Nouvelle étude EPITA : avec l’IA, les entreprises attendent déjà autre chose des jeunes diplômés
Selon une enquête menée par l’EPITA auprès de 232 diplômés de l’école et de collaborateurs des services technologiques d’Enedis et Datadog, 70 % estiment que son développement nécessite de nouvelles compétences. L’IA automatise une partie de la production, tandis que les professionnels se concentrent davantage sur le pilotage, la vérification et la prise de décision.
Travailler avec l’IA est devenu la norme
L’IA générative fait désormais partie du quotidien des métiers de l’ingénierie et du numérique. Les répondants l’utilisent pour gagner du temps, mais aussi pour transformer leur manière de travailler : produire un premier jet, accélérer une recherche, améliorer du code ou structurer une réflexion.
- 91 % y voient d’abord un moyen de travailler plus vite.
- 67 % des répondants utilisent l’IA générative tous les jours dans leurs missions.

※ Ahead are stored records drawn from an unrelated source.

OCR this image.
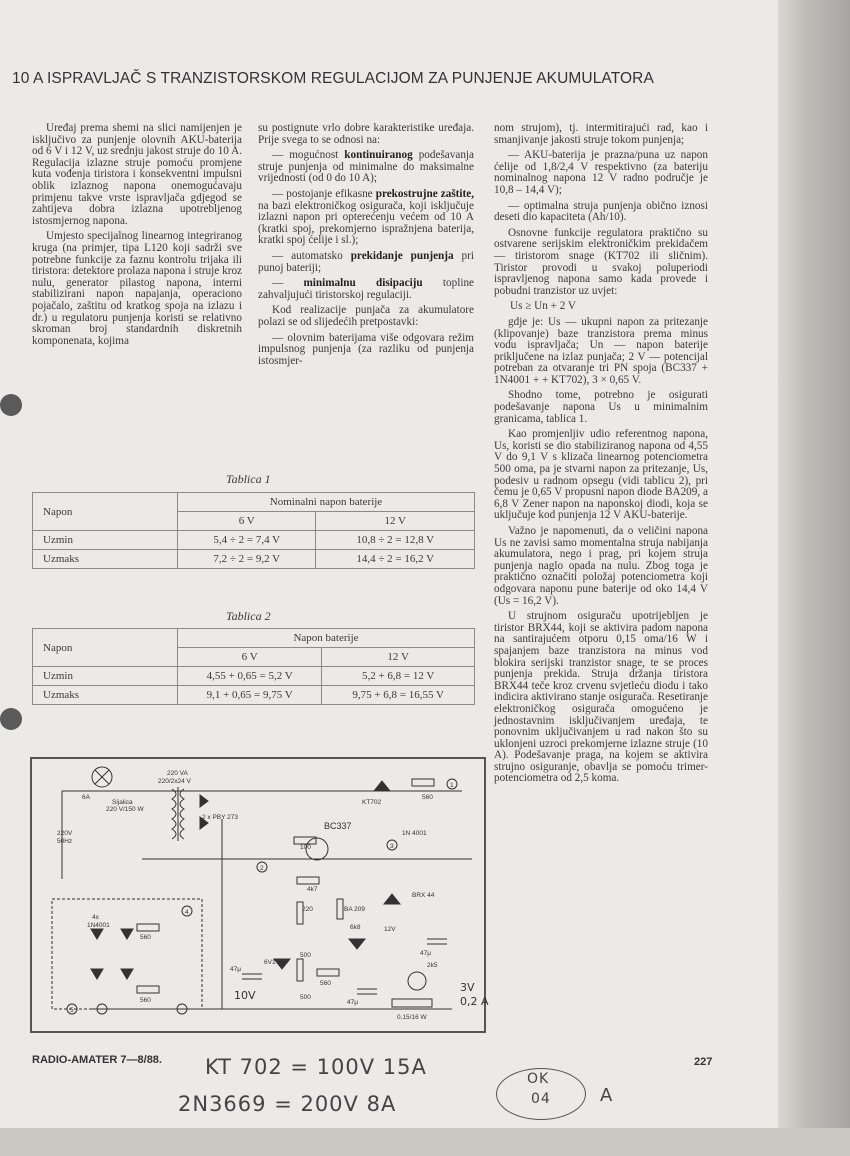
10 A ISPRAVLJAČ S TRANZISTORSKOM REGULACIJOM ZA PUNJENJE AKUMULATORA

Uređaj prema shemi na slici namijenjen je isključivo za punjenje olovnih AKU-baterija od 6 V i 12 V, uz srednju jakost struje do 10 A. Regulacija izlazne struje pomoću promjene kuta vođenja tiristora i konsekventni impulsni oblik izlaznog napona onemogućavaju primjenu takve vrste ispravljača gdjegod se zahtijeva dobra izlazna upotrebljenog istosmjernog napona.

Umjesto specijalnog linearnog integriranog kruga (na primjer, tipa L120 koji sadrži sve potrebne funkcije za faznu kontrolu trijaka ili tiristora: detektore prolaza napona i struje kroz nulu, generator pilastog napona, interni stabilizirani napon napajanja, operaciono pojačalo, zaštitu od kratkog spoja na izlazu i dr.) u regulatoru punjenja koristi se relativno skroman broj standardnih diskretnih komponenata, kojima

su postignute vrlo dobre karakteristike uređaja. Prije svega to se odnosi na:

— mogućnost kontinuiranog podešavanja struje punjenja od minimalne do maksimalne vrijednosti (od 0 do 10 A);

— postojanje efikasne prekostrujne zaštite, na bazi elektroničkog osigurača, koji isključuje izlazni napon pri opterećenju većem od 10 A (kratki spoj, prekomjerno ispražnjena baterija, kratki spoj ćelije i sl.);

— automatsko prekidanje punjenja pri punoj bateriji;

— minimalnu disipaciju toplinе zahvaljujući tiristorskoj regulaciji.

Kod realizacije punjača za akumulatore polazi se od slijedećih pretpostavki:

— olovnim baterijama više odgovara režim impulsnog punjenja (za razliku od punjenja istosmjer-

Tablica 1
Napon	Nominalni napon baterije	
	6 V	12 V
Uzmin	5,4 ÷ 2 = 7,4 V	10,8 ÷ 2 = 12,8 V
Uzmaks	7,2 ÷ 2 = 9,2 V	14,4 ÷ 2 = 16,2 V
Tablica 2
Napon	Napon baterije	
	6 V	12 V
Uzmin	4,55 + 0,65 = 5,2 V	5,2 + 6,8 = 12 V
Uzmaks	9,1 + 0,65 = 9,75 V	9,75 + 6,8 = 16,55 V

nom strujom), tj. intermitirajući rad, kao i smanjivanje jakosti struje tokom punjenja;

— AKU-baterija je prazna/puna uz napon ćelije od 1,8/2,4 V respektivno (za bateriju nominalnog napona 12 V radno područje je 10,8 – 14,4 V);

— optimalna struja punjenja obično iznosi deseti dio kapaciteta (Ah/10).

Osnovne funkcije regulatora praktično su ostvarene serijskim elektroničkim prekidačem — tiristorom snage (KT702 ili sličnim). Tiristor provodi u svakoj poluperiodi ispravljenog napona samo kada provede i pobudni tranzistor uz uvjet:

Us ≥ Un + 2 V

gdje je: Us — ukupni napon za pritezanje (klipovanje) baze tranzistora prema minus vodu ispravljača; Un — napon baterije priključene na izlaz punjača; 2 V — potencijal potreban za otvaranje tri PN spoja (BC337 + 1N4001 + + KT702), 3 × 0,65 V.

Shodno tome, potrebno je osigurati podešavanje napona Us u minimalnim granicama, tablica 1.

Kao promjenljiv udio referentnog napona, Us, koristi se dio stabiliziranog napona od 4,55 V do 9,1 V s klizača linearnog potenciometra 500 oma, pa je stvarni napon za pritezanje, Us, podesiv u radnom opsegu (vidi tablicu 2), pri čemu je 0,65 V propusni napon diode BA209, a 6,8 V Zener napon na naponskoj diodi, koja se uključuje kod punjenja 12 V AKU-baterije.

Važno je napomenuti, da o veličini napona Us ne zavisi samo momentalna struja nabijanja akumulatora, nego i prag, pri kojem struja punjenja naglo opada na nulu. Zbog toga je praktično označiti položaj potenciometra koji odgovara naponu pune baterije od oko 14,4 V (Us = 16,2 V).

U strujnom osiguraču upotrijebljen je tiristor BRX44, koji se aktivira padom napona na santirajućem otporu 0,15 oma/16 W i spajanjem baze tranzistora na minus vod blokira serijski tranzistor snage, te se proces punjenja prekida. Struja držanja tiristora BRX44 teče kroz crvenu svjetleću diodu i tako indicira aktivirano stanje osigurača. Resetiranje elektroničkog osigurača omogućeno je jednostavnim isključivanjem uređaja, te ponovnim uključivanjem u rad nakon što su uklonjeni uzroci prekomjerne izlazne struje (10 A). Podešavanje praga, na kojem se aktivira strujno osiguranje, obavlja se pomoću trimer-potenciometra od 2,5 koma.

220 VA
220/2x24 V
6A
Sijalica
220 V/150 W
220V
50Hz
2 x PBY 273
KT702
560
1N 4001
BC337
100
4k7
220	BA 209
BRX 44
6k8	12V
47μ
2k5
0,15/16 W
4x
1N4001
560
560
500
560
6V1
47μ
500
47μ
1
2
3
4
5
3V
0,2 A
10V
RADIO-AMATER 7—8/88.	227
KT 702 = 100V 15A
2N3669 = 200V 8A
OK
04	A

« Dans mon équipe, l’IA est devenue un outil quotidien, presque le point d’entrée naturel pour travailler. Ce n’est plus seulement un équivalent de Stack Overflow : on travaille avec l’outil. »
Julio Guerra
Engineering Manager – Datadog
L’adoption progresse plus vite que les cadres de gouvernance
L’IA générative s’installe progressivement dans les outils, les processus et les environnements de travail des organisations. 86 % des répondants indiquent que leur organisation met à disposition des outils d’IA générative.
Cette diffusion reste cependant encore en cours de structuration. 40 % des répondants déclarent utiliser des outils personnels pour leurs missions professionnelles (ce que l’on appelle le “Shadow IA”), signe que les entreprises doivent rapidement s’adapter.

L’IA, un outil qui ne substitue pas à l’expertise humaine
Selon les répondants à l’enquête, l’IA ne remplace pas la responsabilité de l’ingénieur ou du professionnel du numérique. Elle la déplace vers la supervision, la vérification, la documentation, la sécurité, la souveraineté et l’éthique.
Pour les entreprises, l’enjeu n’est plus seulement de recruter des profils capables d’utiliser l’IA, mais des professionnels capables d’en comprendre les limites, d’en contrôler les résultats et d’en assumer les conséquences.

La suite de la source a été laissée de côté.